YOU wait ages for a report on Scotland’s economy and along come three at once. Andrew Wilson’s Growth Commission for the SNP has been the one getting all the headlines and social media fury. Many on the Left of the Yes movement smelled a Blairite, almost Osbornite cop-out, a prescription of tangible pain for little tangible gain at the outset of independence, certainly not the radical kick-start to a new nation that inspired voters in 2014.

Meanwhile Nicola Sturgeon, having ordered the thing, has no choice but to take receipt of it enthusiastically. SNP members will get a debate - but not a vote - on its contents over the summer, but in the end ministers will decide which of the 50 recommendations to adopt.

With former Justice Secretary Kenny MacAskill warning that’s another sign of a “fundamentally undemocratic” party under Ms Sturgeon, the report has proved a remarkable aggro-magnet, but a poor rallying point for the cause.

It will be fascinating to see what bubbles up about it on the fringe, or even the main stage, of this week’s SNP conference in Aberdeen.

The other two reports appeared on Thursday. As part of a year-round, more transparent budget process, the SNP government published its first medium term financial strategy. This is a broad, five-year outlook for the public finances in light of Holyrood’s new tax and welfare powers.

Accompanying it were the latest forecasts from the independent Scottish Fiscal Commission (SFC). The two documents were cousins.

The government’s was short, political and heavy on policy. The SFC’s was long, dry and statistical, but crucially its numbers were the ones which underpinned the government’s glossier outlook.

The headline from the SFC report - the most immediately important of the three given its grounding in the Scotland we currently occupy - was that things look tough. Indeed, they have since the 2008 crash, and they’re set to stay that way to 2023.

The economy is “subdued”, with GDP growth averaging just 0.9 per cent for the next five years, “well below historic norms”. The principle factors are low productivity and a relatively static population, with low wage growth, cyclical declines in construction and the oil and gas sectors, and Brexit uncertainty lurking in the background.

“On balance, we judge the downsides outweigh the upsides,” it said. The picture was gloomier than the SFC’s last forecasts in February.

One eye-catching change was a £1.7bn downgrade in devolved tax revenue between now and 2022-23, driven by lower income tax receipts as a result of low wage growth.

Although employment is high, wages are lower in real terms than they were 10 years ago, and are expected to fall again this year, with no upturn in sight until 2020.

Equally unsettling were the numbers on productivity. Growth in productivity, the amount of goods and services produced each hour by the workforce, was downgraded from a wretched 0.2 per cent to zero per for the whole of 2016 and 2017.

People are working longer with nothing extra to show for it.

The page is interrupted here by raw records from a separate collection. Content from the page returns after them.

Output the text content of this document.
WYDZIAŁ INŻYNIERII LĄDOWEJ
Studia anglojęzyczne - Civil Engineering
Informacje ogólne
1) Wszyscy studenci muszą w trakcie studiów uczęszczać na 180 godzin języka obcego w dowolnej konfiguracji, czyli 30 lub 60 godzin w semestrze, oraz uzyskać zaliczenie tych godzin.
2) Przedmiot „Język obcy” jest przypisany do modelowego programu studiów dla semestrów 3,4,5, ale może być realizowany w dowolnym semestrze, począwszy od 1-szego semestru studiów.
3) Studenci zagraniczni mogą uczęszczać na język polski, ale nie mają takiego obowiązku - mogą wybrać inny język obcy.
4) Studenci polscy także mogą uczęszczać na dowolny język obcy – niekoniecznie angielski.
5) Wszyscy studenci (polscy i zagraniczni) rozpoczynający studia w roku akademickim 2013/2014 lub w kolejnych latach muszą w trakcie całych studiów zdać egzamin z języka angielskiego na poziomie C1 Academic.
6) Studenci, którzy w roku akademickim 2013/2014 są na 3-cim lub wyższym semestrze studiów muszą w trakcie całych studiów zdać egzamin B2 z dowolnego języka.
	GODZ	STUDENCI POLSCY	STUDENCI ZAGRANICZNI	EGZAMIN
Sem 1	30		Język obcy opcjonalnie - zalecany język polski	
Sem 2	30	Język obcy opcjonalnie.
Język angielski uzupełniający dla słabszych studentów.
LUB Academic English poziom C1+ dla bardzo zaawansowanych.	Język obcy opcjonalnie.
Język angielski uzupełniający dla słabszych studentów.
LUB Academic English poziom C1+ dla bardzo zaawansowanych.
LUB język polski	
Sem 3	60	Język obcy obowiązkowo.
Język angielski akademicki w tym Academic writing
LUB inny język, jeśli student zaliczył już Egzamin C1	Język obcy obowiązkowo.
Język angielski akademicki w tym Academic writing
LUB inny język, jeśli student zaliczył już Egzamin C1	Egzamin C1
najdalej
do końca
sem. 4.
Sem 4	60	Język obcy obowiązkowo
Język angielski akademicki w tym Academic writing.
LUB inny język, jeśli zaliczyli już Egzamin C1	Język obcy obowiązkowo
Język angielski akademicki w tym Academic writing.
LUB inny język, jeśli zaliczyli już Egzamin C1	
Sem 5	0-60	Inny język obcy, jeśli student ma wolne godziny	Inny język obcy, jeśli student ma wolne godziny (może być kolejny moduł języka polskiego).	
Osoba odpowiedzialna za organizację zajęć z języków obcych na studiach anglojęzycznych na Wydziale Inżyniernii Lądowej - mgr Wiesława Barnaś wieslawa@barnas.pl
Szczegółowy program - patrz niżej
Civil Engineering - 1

The SFC forecast productivity growth would be 0.25 per cent this year, compared to 0.8 per cent in the UK.

Improving productivity has long been a key government target, because it is the main driver of Scottish GDP growth as a whole.

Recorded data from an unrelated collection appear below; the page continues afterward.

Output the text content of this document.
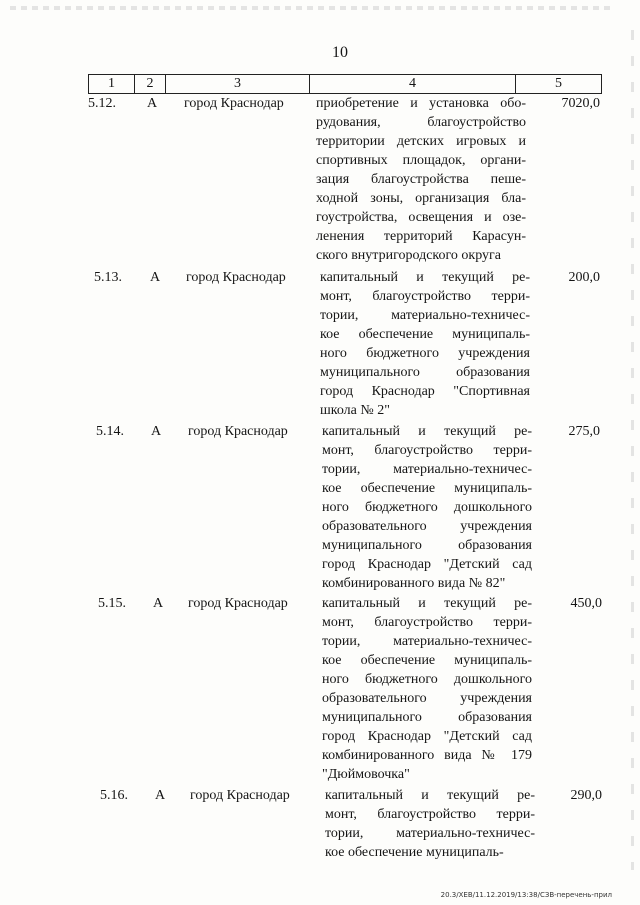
10
1	2	3	4	5
5.12. А город Краснодар приобретение и установка обо-
рудования, благоустройство
территории детских игровых и
спортивных площадок, органи-
зация благоустройства пеше-
ходной зоны, организация бла-
гоустройства, освещения и озе-
ленения территорий Карасун-
ского внутригородского округа
7020,0
5.13. А город Краснодар капитальный и текущий ре-
монт, благоустройство терри-
тории, материально-техничес-
кое обеспечение муниципаль-
ного бюджетного учреждения
муниципального образования
город Краснодар "Спортивная
школа № 2"
200,0
5.14. А город Краснодар капитальный и текущий ре-
монт, благоустройство терри-
тории, материально-техничес-
кое обеспечение муниципаль-
ного бюджетного дошкольного
образовательного учреждения
муниципального образования
город Краснодар "Детский сад
комбинированного вида № 82"
275,0
5.15. А город Краснодар капитальный и текущий ре-
монт, благоустройство терри-
тории, материально-техничес-
кое обеспечение муниципаль-
ного бюджетного дошкольного
образовательного учреждения
муниципального образования
город Краснодар "Детский сад
комбинированного вида № 179
"Дюймовочка"
450,0
5.16. А город Краснодар	капитальный и текущий ре-
монт, благоустройство терри-
тории, материально-техничес-
кое обеспечение муниципаль-
290,0
20.3/ХЕВ/11.12.2019/13:38/СЗВ-перечень-прил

In the rest of the UK, inward migration is a far more salient factor in boosting GDP than it is in Scotland. Hence the SNP government’s desire to control immigration and attract more people of working age. As its report laments, Scotland’s working age population is set to grow 1 per cent over the next 25 years, while the pensioner population relying on its taxes is set to grow 25 per cent.

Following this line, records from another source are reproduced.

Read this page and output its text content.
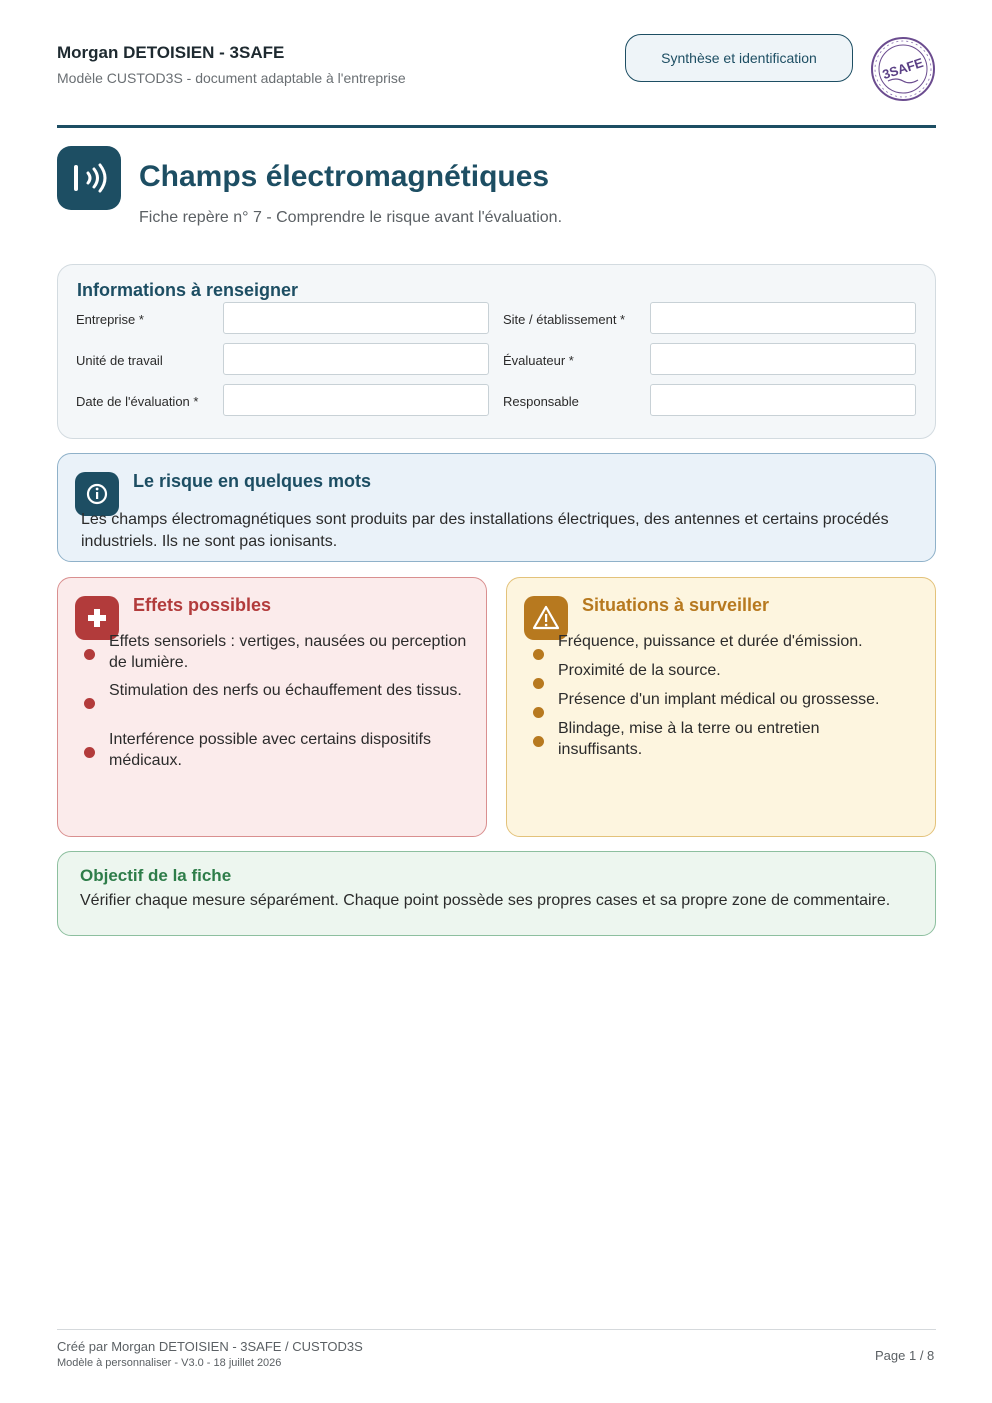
Morgan DETOISIEN - 3SAFE
Modèle CUSTOD3S - document adaptable à l'entreprise
Synthèse et identification	3SAFE
Champs électromagnétiques
Fiche repère n° 7 - Comprendre le risque avant l'évaluation.
Informations à renseigner
Entreprise *	Site / établissement *
Unité de travail	Évaluateur *
Date de l'évaluation *	Responsable
Le risque en quelques mots
Les champs électromagnétiques sont produits par des installations électriques, des antennes et certains procédés industriels. Ils ne sont pas ionisants.
Effets possibles
Effets sensoriels : vertiges, nausées ou perception de lumière.
Stimulation des nerfs ou échauffement des tissus.
Interférence possible avec certains dispositifs médicaux.
Situations à surveiller
Fréquence, puissance et durée d'émission.
Proximité de la source.
Présence d'un implant médical ou grossesse.
Blindage, mise à la terre ou entretien insuffisants.
Objectif de la fiche
Vérifier chaque mesure séparément. Chaque point possède ses propres cases et sa propre zone de commentaire.
Créé par Morgan DETOISIEN - 3SAFE / CUSTOD3S
Modèle à personnaliser - V3.0 - 18 juillet 2026	Page 1 / 8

The SFC notes the population issue, and adds high employment, which means there’s not much scope to boost the economy by getting more people into work either.

“Therefore, GDP growth will now have to be driven by productivity growth,” it concludes - the very thing that just hit zero and may take five years to look respectable again.

The SFC also expects the Scottish Government to max out its capital borrowing facility of £3bn by 2023-24. Currently this sees ministers invest £450m a year in buildings and infrastructure. But soon that helpful extra will flip into £100m a year debt repayment bill.

There were other profound problems and unwelcome surprises.

The Commission held a briefing on its findings yesterday. The good news is that it’s not all bad news. It reminded us that GDP growth is still growth, even if it’s not much to shout about; employment is high, unemployment is low, and that should improve wages; the oil and gas sector is improving again.

But the overall message was that we need to adjust our expectations. Economic change can’t be rushed. Problems can’t be magicked away, nor remedies instantly applied.

Recovering from 2008 has taken far longer than expected. Scottish GDP growth should return to pre-crash levels, but not anytime soon. Even bold investments would take years to arrange and bed in.

By the end, I felt rather sorry for Mr Wilson and his Commission - damned for talking in decades, not soundbites. Impatient critics would do well to digest the SFC report too.